Karatsu, in Saga Prefecture, is famous for its sometimes violent weather and currents, which led to many shipwrecks in the past.
Local cargo was mainly porcelain and chinaware, remainder of which are sometimes spotted on local dive sites.

Yoron island also has an purposely sunk wreck, lying at just over 30 m depth, often visited by schools of tuna and trevallies, along with a (slightly kitsch) Greek-style man made structure.


Good drift diving options are found at Kagoshima’s Tanegashima Island, and in other areas in the Satsunan islands (especially around the Ōsumi and Tokara islands).


Liveaboard diving is not common in Japan, however there seems to be some movement around the Nansei Islands, with cruises offered (maybe under the influence of the current Covid-19 restrictions on international travel) around closely connected island groups in Okinawa and also around Kyūshū’s Satsunan Islands.

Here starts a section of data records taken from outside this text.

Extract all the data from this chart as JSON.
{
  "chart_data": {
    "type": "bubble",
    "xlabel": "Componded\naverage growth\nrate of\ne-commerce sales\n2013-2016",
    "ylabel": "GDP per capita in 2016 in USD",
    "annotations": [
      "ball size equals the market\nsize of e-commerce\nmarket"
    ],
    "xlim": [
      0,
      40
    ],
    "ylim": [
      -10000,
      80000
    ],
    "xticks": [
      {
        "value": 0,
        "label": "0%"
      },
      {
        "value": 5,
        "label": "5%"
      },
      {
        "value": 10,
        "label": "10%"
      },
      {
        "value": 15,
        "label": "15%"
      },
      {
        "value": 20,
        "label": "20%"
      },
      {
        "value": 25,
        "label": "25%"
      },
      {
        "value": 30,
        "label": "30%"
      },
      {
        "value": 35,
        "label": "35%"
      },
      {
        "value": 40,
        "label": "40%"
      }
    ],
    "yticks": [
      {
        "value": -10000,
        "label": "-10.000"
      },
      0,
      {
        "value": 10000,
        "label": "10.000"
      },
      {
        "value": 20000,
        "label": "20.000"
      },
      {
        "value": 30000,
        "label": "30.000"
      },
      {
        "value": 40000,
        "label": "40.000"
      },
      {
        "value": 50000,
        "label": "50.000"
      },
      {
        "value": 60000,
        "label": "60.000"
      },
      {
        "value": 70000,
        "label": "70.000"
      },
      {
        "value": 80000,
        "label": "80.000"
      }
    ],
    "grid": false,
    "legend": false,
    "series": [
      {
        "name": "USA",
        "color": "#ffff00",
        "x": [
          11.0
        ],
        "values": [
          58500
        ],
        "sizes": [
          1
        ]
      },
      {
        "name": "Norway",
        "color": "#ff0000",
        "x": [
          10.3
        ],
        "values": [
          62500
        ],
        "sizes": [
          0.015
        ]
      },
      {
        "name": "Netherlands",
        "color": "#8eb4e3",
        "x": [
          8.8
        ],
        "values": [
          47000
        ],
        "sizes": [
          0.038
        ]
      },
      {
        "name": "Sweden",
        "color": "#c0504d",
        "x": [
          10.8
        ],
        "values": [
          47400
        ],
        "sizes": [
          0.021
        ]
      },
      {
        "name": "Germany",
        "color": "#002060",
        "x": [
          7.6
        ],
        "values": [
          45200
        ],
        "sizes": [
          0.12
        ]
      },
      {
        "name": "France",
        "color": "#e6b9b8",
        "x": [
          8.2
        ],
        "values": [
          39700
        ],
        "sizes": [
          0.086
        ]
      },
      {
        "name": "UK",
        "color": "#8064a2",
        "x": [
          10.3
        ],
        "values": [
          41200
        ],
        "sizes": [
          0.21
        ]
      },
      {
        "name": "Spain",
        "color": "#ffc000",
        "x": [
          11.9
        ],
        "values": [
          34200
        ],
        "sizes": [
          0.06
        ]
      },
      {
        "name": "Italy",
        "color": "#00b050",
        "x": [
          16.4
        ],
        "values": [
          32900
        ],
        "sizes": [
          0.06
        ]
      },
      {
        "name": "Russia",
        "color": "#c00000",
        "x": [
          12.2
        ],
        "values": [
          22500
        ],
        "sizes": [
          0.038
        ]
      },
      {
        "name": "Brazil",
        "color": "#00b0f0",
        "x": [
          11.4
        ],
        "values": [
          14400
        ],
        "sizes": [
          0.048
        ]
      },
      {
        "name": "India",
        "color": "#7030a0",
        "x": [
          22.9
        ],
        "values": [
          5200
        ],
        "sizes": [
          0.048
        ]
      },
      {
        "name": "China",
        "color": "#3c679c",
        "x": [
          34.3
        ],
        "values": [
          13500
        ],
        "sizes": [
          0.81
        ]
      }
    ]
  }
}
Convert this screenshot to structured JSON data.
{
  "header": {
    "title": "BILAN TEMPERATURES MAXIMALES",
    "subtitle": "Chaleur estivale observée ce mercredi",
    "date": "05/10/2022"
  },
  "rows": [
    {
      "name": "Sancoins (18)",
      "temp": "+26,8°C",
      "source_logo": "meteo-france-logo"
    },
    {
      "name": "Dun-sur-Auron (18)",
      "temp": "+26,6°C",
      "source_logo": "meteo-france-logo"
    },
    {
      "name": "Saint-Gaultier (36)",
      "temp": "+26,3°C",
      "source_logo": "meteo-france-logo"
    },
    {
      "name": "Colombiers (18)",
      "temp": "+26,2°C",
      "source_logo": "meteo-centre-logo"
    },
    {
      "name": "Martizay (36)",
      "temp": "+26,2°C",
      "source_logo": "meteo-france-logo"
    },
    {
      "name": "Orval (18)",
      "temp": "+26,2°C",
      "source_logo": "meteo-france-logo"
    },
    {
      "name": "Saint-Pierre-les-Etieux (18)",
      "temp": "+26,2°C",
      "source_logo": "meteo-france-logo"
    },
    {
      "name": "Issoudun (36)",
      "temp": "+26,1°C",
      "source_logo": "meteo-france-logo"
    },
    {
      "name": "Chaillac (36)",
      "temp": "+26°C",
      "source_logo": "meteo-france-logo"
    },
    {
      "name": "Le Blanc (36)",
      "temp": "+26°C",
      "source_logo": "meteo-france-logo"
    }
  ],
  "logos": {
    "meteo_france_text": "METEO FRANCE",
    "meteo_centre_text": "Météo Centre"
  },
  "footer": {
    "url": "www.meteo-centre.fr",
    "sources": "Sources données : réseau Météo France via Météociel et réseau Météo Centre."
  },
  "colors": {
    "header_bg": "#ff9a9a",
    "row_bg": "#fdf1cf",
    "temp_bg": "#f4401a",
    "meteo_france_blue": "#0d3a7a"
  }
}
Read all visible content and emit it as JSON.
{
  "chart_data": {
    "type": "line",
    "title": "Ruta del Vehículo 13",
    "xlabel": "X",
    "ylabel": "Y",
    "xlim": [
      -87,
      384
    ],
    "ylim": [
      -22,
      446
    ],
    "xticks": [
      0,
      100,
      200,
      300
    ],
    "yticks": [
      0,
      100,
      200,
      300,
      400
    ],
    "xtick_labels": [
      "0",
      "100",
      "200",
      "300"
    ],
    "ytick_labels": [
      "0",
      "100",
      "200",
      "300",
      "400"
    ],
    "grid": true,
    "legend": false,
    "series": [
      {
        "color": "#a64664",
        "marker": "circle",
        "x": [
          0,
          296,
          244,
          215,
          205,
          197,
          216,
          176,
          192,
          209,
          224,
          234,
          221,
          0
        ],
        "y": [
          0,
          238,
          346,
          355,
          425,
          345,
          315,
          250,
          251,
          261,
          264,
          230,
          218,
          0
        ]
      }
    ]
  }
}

One operator Stingray Cruises, are organising boat trips and short liveaboard cruises around northern Kyūshū’s Genkai Sea and Saikai area (islands of Okinoshima, Iki islands, and Gotō islands), as well as south Kyūshū’s Satsunan Islands.

Their Satsunan Island operations, Tokara Discovery Cruises, offer 3, 4, 5 and 7 night exploratory cruises around the Tokara islands / Satsunan archipelago area, but for logistical reasons, this is probably still off-the-map for non-Japanese speakers.